Tinidazole: Manfaat – Dosis dan Efek Sampingnya

√ Scientific Base Pass quality & scientific checked by redaction team, read our quality control guidelance for more info

Tinidazole adalah antibiotik yang melawan bakteri di dalam tubuh. Tinidazole digunakan untuk mengobati infeksi tertentu yang disebabkan oleh bakteri, seperti infeksi pada usus atau vagina. Itu juga digunakan untuk mengobati infeksi menular seksual tertentu.[1,3]

Apa Itu Tinidazole?

Berikut ini info mengenaiTinidazole, mulai dari indikasi hingga peringatannya: [1,3,4]

IndikasiAntibiotik, melawan bakteri dalam tubuh, seperti infeksi vagina dan usus.
KategoriObat Resep
KonsumsiAnak-anak dan dewasa
KelasAntiamoebik / Antibiotik Lain / Sediaan untuk Kondisi Vagina
BentukTablet, bubuk peracikan
KontraindikasiTrimester pertama kehamilan dan menyusui.
PeringatanPasien dengan kondisi berikut, wajib berkonsultasi dengan dokter sebelum menggunakan Paracetamol:
→ Pasien yang memiliki riwayat diskrasia darah atau saat ini. 
→ Kehamilan (trimester 2 dan 3). 
→ Pasien yang memiliki riwayat Gangguan hati dan ginjal.
Kategori Obat Pada Kehamilan & MenyusuiCara Pemberian Obat:
↔ Melalui PO:
Kategori C: Studi pada reproduksi hewan menunjukkan efek buruk pada janin. Tidak ada studi memadai dan terkendali pada manusia. Obat boleh digunakan jika nilai manfaatnya lebih besar dari risiko terhadap janin.

Manfaat Tinidazol

Tinidazole adalah antibiotik yang melawan bakteri di dalam tubuh. Contoh keluhan seperti sakit pada saat:[3]

  • Infeksi pada usus
  • Infeksi pada vagina
  • Infeksi menular seksual tertentu.

Dosis Tinidazol

Pemberian parasetamol dapat dibagi menjadi 2 bagian utama yaitu untuk dewasa dan anak-anak [3].

Dosis Tinidazol Dewasa

Infeksi bakteri anaerob 
Oral
→ 2 g pada hari pertama,
→ 1 g setiap hari atau 500 mg dua kali lipat, selama 5-6 hari.

Vaginosis Bakteri 

Oral
→ 2 g sebagai dosis tunggal. 
→ Dapat juga diberikan sebagai 2 g selama 2 hari berturut-turut atau 1 g setiap hari selama 5 hari.

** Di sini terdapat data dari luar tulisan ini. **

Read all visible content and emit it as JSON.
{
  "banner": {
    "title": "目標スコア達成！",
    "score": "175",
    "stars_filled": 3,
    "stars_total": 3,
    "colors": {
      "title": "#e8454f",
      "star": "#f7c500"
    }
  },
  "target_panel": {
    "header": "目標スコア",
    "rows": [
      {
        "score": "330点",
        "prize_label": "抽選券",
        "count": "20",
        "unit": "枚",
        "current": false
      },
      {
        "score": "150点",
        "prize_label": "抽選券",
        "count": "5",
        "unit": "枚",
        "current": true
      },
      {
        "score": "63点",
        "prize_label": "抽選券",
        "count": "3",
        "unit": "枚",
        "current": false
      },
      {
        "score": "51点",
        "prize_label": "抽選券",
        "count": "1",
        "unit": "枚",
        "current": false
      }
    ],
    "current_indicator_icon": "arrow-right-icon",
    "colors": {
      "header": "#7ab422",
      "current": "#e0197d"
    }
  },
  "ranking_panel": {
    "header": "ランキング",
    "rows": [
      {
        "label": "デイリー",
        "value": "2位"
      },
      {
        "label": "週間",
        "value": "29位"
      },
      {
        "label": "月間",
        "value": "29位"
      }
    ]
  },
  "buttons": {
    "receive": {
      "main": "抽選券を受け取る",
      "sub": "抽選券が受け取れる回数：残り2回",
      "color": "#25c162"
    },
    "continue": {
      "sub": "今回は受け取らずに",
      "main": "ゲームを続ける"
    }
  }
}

Profilaksis dari infeksi bakteri anaerob pasca operasi

Oral
→ 2 g sebagai dosis tunggal 12 jam sebelum pembedahan.

Gingivitis ulseratif nekrosis akut, Trikomoniasis

Oral
→ 2 g sebagai dosis tunggal. 

Amoebiasis usus 

Oral
→ 2 g setiap hari selama 2 atau 3 hari.

Amoebiasis hati 
Oral
 1,5-2 g setiap hari selama 3-6 hari.

Giardiasis 
Oral
 2 g sebagai dosis tunggal.

Pemberantasan H. pylori berhubungan dengan penyakit tukak lambung
Oral
 500 mg dua kali lipat, diberikan bersama klaritromisin dan omeprazol selama 7 hari

Dosis Tinidazol Anak

Amoebiasis usus oral
> 3 thn 50-60 mg / kg BB / hr selama 3 hr
→ Max: 2 g / hari
Amoebiasis hati oral
> 3 thn 50-60 mg / kg BB / hr selama 5 hr. 
→ Max: 2 g / hari.
Giardiasis Mulut
> 3 thn 50-75 mg / kgBB
→ Max: 2 g / hari.

Efek Samping Tinidazol

Secara umum, Tinidazol dapat tidak memberikan efek samping serius ketika diberikan dalam dosis yang tepat.

Efek yang paling sering sering dilaporkan adalah:[3]

Efek Yang Jarang Terjadi (beritahu dokter jika anda mengalaminya):

Insiden tidak diketahui (Segera ke dokter)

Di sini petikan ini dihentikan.